2 Replies Latest reply on Sep 8, 2010 6:19 PM by qwang_qwang

    ActiveMQ failover does not work with Windows Cluster

    qwang_qwang

      Hi,

       

      We have configured an ActiveMQ (5.3.2) failover cluster through Windows Cluster Manager, without using ActiveMQ's native failover mechanism.

       

      Below is a brief description of the system setup:

       

      We installed ActiveMQ on server A and B, with A being the primary server and B the secondary. Both instances refer to the same folder on a SAN drive as the persistence storage:

       

       

                  <kahaDB directory="
      tpndc9ac01\tpn-data$\QueueStore\data\kahadb"/>

              </persistenceAdapter>

              *************

      </broker>

       

      We defined a cluster group through Windows Cluster Administrator, and created an AMQ service inside this cluster group. This AMQ service is mapped to the ActiveMQ instances on both server A and B. The Windows Cluster Admin will ensure that only one instance is running.

       

      At runtime, we first turned on AMQ on server A, and everything worked smoothly. Then we turned off AMQ on server A, which caused the cluster to fail over to AMQ on server B. There were some messages accumulated in the persistent queue during the failover. However, I could not see those messages in AMQ on server B. On the other hand, messages sent to the AMQ cluster after B was brought up were visible to AMQ on server B.

       

      if I turn off AMQ on server B and fail over to server A, I can see those previously unseen messages in AMQ on server A.

       

      Since both AMQ instances refer to the same the KahaDB as persistence storage, I am wondering why the same batch of messages are only visible to AMQ server A but bot server B. Any thoughts or suggestions?

       

      Thanks,

      Qilong

        • 1. Re: ActiveMQ failover does not work with Windows Cluster
          garytully

          This looks like the SAN is not really shared.

           

          The KahaDB store uses a shared file lock, nio channel lock, to ensure exclusive access to the file system store directory. It would be useful to validate if this mechanism works with your SAN. Start both BrokerA and BrokerB, only one of them should get the lock and startup successfully. If both get a lock there is a sharing/sync problem as both are seeing different versions of the directory.

           

          This appears to be what is happening in your test, does the SAN volume need to be unmounted on serverA and remounted on serverB as part of failover so that the SAN state is consistent?

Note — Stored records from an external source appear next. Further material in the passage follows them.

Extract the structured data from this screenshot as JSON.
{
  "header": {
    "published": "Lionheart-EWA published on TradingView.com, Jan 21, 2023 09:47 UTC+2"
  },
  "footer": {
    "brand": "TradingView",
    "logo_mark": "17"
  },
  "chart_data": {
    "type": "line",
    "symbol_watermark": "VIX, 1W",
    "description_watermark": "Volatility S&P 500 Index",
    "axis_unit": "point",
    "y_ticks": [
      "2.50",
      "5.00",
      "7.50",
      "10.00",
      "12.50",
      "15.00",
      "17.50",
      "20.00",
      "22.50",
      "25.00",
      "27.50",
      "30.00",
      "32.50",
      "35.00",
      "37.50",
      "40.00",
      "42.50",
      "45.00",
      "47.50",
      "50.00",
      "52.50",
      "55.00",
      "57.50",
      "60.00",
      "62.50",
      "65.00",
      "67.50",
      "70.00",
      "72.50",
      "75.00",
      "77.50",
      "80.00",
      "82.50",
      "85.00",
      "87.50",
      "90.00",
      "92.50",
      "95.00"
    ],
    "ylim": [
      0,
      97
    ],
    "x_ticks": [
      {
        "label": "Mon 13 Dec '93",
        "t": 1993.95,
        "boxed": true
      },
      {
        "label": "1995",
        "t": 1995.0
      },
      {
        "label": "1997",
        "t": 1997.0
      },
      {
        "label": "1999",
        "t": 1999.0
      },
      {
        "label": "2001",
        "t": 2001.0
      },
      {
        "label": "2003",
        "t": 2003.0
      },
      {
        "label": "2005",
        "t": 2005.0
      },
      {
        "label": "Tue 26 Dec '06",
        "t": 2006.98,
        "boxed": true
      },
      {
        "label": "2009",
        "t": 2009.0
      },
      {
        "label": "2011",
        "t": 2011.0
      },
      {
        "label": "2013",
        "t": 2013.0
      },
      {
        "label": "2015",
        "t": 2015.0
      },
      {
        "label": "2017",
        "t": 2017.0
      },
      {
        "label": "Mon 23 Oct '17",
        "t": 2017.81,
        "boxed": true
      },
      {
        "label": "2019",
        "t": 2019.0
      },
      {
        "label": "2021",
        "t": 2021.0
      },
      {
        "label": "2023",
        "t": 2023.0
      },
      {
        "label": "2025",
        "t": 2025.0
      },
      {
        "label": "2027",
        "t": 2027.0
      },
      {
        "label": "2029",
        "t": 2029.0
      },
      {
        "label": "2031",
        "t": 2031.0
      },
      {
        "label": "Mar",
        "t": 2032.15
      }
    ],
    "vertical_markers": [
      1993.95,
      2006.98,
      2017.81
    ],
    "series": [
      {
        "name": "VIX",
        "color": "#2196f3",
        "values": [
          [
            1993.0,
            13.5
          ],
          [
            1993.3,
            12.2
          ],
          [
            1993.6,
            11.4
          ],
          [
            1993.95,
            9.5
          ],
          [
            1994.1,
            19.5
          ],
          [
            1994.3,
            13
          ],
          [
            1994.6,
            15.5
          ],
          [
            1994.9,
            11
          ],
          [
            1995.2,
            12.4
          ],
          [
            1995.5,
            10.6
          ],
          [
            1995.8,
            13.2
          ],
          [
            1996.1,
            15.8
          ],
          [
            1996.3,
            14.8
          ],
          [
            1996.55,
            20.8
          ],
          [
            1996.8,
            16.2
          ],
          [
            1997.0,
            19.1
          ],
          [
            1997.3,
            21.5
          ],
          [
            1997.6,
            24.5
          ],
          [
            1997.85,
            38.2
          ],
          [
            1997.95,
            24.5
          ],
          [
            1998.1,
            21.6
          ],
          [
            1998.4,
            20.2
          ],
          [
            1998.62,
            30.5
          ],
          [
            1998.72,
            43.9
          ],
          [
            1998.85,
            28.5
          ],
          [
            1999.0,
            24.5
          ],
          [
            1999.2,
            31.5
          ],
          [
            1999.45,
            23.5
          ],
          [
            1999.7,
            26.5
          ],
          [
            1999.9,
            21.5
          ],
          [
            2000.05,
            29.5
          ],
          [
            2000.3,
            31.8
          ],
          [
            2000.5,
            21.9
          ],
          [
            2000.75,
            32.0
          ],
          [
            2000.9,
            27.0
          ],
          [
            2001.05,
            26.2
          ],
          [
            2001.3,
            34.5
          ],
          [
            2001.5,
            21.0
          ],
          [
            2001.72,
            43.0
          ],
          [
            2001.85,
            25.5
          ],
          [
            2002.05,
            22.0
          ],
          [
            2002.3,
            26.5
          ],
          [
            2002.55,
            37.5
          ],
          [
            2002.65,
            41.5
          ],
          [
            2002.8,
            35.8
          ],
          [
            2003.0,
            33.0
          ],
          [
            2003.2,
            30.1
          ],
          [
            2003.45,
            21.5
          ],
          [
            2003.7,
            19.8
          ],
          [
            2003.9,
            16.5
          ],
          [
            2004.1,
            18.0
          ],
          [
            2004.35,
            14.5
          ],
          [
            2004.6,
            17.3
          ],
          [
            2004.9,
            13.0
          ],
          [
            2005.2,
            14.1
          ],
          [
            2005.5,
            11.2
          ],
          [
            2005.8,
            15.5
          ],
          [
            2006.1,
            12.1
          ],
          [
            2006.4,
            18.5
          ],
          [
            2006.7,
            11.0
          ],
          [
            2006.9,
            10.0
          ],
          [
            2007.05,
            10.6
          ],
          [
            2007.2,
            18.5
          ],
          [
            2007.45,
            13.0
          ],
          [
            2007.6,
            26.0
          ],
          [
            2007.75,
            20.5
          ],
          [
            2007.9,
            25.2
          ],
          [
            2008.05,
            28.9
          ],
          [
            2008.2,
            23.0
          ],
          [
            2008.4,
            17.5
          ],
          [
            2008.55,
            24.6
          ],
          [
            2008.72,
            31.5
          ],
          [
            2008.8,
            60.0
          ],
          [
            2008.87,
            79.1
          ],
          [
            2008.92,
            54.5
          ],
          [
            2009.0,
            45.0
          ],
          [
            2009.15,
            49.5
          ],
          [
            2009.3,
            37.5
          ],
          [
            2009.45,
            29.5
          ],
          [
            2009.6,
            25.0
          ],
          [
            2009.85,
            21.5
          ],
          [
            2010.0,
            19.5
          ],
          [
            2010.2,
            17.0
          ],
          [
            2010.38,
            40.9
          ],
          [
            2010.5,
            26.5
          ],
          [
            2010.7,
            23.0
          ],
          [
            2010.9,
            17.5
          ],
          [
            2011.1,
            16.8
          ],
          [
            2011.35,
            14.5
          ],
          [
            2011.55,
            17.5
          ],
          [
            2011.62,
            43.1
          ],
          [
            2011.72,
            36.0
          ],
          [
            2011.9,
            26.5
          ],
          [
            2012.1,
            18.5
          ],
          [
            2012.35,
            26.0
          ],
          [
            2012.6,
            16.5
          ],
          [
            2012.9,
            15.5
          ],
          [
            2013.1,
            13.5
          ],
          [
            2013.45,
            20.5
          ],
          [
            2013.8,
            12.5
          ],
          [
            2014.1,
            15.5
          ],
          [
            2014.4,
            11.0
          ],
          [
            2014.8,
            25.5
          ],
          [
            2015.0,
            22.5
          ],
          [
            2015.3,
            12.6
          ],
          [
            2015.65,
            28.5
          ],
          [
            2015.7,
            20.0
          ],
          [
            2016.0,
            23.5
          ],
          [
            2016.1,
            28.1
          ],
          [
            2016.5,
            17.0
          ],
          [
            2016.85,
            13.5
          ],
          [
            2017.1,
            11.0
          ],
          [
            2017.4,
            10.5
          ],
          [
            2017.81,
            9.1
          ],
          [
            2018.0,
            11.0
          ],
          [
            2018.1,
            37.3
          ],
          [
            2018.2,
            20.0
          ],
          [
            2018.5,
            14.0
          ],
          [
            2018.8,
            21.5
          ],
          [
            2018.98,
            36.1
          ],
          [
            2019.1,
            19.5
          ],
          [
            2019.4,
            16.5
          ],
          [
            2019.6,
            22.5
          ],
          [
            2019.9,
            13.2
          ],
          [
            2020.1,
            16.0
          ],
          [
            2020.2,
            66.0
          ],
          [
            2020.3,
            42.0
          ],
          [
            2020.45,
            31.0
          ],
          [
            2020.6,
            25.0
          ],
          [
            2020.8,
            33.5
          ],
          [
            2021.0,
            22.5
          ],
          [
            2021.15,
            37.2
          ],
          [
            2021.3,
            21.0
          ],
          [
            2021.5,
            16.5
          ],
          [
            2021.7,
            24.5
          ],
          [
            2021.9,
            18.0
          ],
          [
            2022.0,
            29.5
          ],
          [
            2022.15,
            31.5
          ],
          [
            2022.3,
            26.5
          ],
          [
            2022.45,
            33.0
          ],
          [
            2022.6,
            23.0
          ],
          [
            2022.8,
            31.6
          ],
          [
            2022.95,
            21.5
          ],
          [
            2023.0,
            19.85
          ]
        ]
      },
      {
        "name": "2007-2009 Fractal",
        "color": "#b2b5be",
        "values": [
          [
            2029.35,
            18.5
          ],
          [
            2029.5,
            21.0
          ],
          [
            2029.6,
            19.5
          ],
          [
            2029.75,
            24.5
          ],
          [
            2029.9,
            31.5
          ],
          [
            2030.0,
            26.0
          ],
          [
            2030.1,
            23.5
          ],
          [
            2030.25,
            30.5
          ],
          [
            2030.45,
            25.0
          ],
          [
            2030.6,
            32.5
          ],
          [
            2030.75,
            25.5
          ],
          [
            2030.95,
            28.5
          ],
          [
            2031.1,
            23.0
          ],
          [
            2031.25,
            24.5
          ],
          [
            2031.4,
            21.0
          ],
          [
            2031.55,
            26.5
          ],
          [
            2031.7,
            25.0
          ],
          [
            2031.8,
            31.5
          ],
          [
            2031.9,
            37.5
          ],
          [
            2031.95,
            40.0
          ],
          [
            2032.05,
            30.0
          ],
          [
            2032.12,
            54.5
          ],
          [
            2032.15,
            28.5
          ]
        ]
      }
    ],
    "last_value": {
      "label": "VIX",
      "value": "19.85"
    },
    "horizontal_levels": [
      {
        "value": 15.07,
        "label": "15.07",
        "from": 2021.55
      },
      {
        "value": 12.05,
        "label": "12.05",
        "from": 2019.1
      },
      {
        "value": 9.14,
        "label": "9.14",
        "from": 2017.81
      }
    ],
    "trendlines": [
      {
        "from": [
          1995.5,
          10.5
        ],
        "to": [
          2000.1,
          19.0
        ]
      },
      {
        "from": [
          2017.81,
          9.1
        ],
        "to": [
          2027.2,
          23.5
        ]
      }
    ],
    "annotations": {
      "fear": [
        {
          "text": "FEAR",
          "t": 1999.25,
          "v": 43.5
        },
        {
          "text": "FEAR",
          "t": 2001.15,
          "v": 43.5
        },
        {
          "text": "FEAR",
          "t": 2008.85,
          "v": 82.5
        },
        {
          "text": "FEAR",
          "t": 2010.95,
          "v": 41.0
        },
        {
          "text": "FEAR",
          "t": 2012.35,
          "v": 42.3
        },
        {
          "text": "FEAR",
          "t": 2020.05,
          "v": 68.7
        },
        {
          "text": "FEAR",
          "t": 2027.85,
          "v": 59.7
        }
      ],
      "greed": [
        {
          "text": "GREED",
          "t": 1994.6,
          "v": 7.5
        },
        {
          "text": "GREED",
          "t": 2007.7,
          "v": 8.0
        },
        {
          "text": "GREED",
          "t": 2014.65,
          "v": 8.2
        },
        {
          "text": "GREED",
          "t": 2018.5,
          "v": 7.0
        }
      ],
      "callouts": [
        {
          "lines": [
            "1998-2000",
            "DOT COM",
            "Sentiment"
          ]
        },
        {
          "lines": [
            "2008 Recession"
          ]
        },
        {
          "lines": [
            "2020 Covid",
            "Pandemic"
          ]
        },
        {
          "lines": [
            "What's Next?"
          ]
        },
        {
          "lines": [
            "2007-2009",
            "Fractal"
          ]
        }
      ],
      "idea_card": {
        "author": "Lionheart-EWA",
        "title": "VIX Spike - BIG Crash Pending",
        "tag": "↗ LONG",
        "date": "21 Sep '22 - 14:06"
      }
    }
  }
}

          • 2. Re: ActiveMQ failover does not work with Windows Cluster
            qwang_qwang

            We were able to get this issue resolved.

             

            The root cause for this issue is we forgot to add a dependency between the SAN drive's logical name and the physical disk resource in Windows Cluster Administrator. As a result, after failover the secondary broker did not have access to the physical disk resource which had the persisted messages. We have added that dependency and it seems persistence works fine during failover. 

             

            Thanks for pointing us to the right direction.